Pour l’illustrer, Jim Jarmusch choisit l’alliance des contraires, symbolisée par ce couple yin et yang. D’un côté Eve, la première femme, blanche des pieds aux cheveux, au pas assuré. De l’autre, Adam, le premier homme, auquel le noir va comme un gant, qui vit reclus derrière les épais rideaux de sa demeure à Detroit. Lorsque l’une, moderne, contacte l’un avec son iPhone (difficile de passer à côté du placement de produit), l’autre lui répond grâce à un enchevêtrement de câbles et de récepteurs tout droit sortis des années soixante. Ces deux personnages métaphores d’une opposition notoire entre le passé et l’avenir fournissent ainsi deux réponses aux interrogations posées par le temps présent. Face à la tournure que prennent les évènements, la morosité nostalgique d’Adam ne semble le mener qu’à sa propre perte, comme le souligne avec goguenardise l’écrivain Christopher Marlowe (John Hurt), le très vieil ami d’Eve qui qualifie Adam de « suicidly romantic scum ». Ce qui force Eve à intervenir : « How could you have lived for so long and still not get it ? » lui réplique-t-elle avec incompréhension – phrase qui résonne comme un écho à la condition humaine…
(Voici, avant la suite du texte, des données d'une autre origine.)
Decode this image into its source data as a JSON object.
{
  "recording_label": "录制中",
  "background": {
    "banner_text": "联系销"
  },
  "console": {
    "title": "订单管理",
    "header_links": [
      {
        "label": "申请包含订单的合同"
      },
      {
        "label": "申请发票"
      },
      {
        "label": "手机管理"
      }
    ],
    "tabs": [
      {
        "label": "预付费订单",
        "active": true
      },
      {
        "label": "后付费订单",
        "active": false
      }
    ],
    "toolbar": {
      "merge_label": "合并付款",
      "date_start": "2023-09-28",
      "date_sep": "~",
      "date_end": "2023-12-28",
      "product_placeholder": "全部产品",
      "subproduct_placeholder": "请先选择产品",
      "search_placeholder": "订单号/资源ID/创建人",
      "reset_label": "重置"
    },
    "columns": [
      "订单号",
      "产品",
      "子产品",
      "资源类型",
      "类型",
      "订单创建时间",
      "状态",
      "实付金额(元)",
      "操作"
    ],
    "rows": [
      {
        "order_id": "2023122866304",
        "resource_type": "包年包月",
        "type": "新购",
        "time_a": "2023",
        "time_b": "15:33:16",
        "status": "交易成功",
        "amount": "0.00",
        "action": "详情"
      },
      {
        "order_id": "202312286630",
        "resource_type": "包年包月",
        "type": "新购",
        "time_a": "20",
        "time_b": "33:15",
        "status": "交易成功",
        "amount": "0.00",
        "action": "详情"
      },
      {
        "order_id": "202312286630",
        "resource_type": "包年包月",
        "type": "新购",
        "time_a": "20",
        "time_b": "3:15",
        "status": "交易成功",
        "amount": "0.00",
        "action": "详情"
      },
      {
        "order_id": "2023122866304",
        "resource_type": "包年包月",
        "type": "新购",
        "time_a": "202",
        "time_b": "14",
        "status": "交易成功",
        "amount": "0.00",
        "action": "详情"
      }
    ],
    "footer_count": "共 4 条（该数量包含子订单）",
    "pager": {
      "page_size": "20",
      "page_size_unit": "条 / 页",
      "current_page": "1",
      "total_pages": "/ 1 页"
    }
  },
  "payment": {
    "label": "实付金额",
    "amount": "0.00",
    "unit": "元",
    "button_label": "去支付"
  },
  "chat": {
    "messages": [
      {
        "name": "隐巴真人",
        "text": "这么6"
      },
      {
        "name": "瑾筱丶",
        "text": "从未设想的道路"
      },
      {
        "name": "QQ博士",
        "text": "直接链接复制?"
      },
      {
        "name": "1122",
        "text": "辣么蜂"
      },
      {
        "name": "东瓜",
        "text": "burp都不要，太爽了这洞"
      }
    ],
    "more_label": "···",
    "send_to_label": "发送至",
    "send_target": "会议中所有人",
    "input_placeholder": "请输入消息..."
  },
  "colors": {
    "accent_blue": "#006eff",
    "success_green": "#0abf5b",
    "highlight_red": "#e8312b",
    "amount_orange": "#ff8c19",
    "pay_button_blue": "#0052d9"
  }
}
Il est cependant un personnage qui ne correspond pas à cette description, c’est Ava (Mia Wasikowska), petite sœur et antithèse d’Eve. Ava est insolente, ne respecte ni ses ainés ni leurs croyances (« Are you still afraid of garlic ? » se moque-t-elle), est surtout suffisamment inconsciente pour se saouler du sang du premier venu sans se soucier des conséquences… Car le sang des hommes n’est pas forcément synonyme de doux nectar et la menace d’un sang infecté contraint nos vampires à la plus grande vigilance dans le choix du breuvage. Ainsi, ce personnage haut en couleur vient perturber la tranquillité des amants et questionner leur rapport au monde moderne.

Pourtant, les différences de point de vue et de style de vie n’empêchent pas ces créatures de s’accorder sur leur passion commune pour l’art, qui fait la force de leur union. Car en réalité, Only Lovers Left Alive, est un véritable hommage à la culture (musicale, littéraire, scientifique), truffé de références plus malignes les unes que les autres (de Faust à Einstein, en passant par Lord Byron, Christopher Marlowe, Schubert, et bien d’autres), proposée comme remède aux maux de notre époque : les drogues et les infections qui circulent dans les veines, la pollution, le gaspillage des ressources naturelles, la crise économique qui a fait de Detroit une ville fantôme, et même le manque d’imagination. « I’m sick of it ! These zombies, what they’ve done to the world, their fear of their own imaginations… » se lamente Adam. Sur ce dernier point, on ne peut s’empêcher de faire le lien avec le traitement que fait Jim Jarmusch de la figure du vampire, à l’encontre des stéréotypes actuels. Serait-il temps pour le cinéma Hollywoodien de se réinventer ? Finalement, n’est-ce pas plutôt du rapport entre création et vampirisation dont il s’agit ici ? Ou comment un artiste vampirise ses contemporains pour mieux se laisser vampiriser par ses lecteur/spectateurs/fans (« What a drag ! » dirait Adam)

Et si Adam et Eve, amants depuis les origines de l’humanité, considèrent aujourd’hui les Hommes comme des « zombies », c’est-à-dire des morts-vivants, cela fait d’eux des vivants-morts. Adam et Eve s’imposent alors comme l’emblème d’un amour salvateur et éternel et les figures mythiques d’un imaginaire socio-culturel venues de la nuit des temps.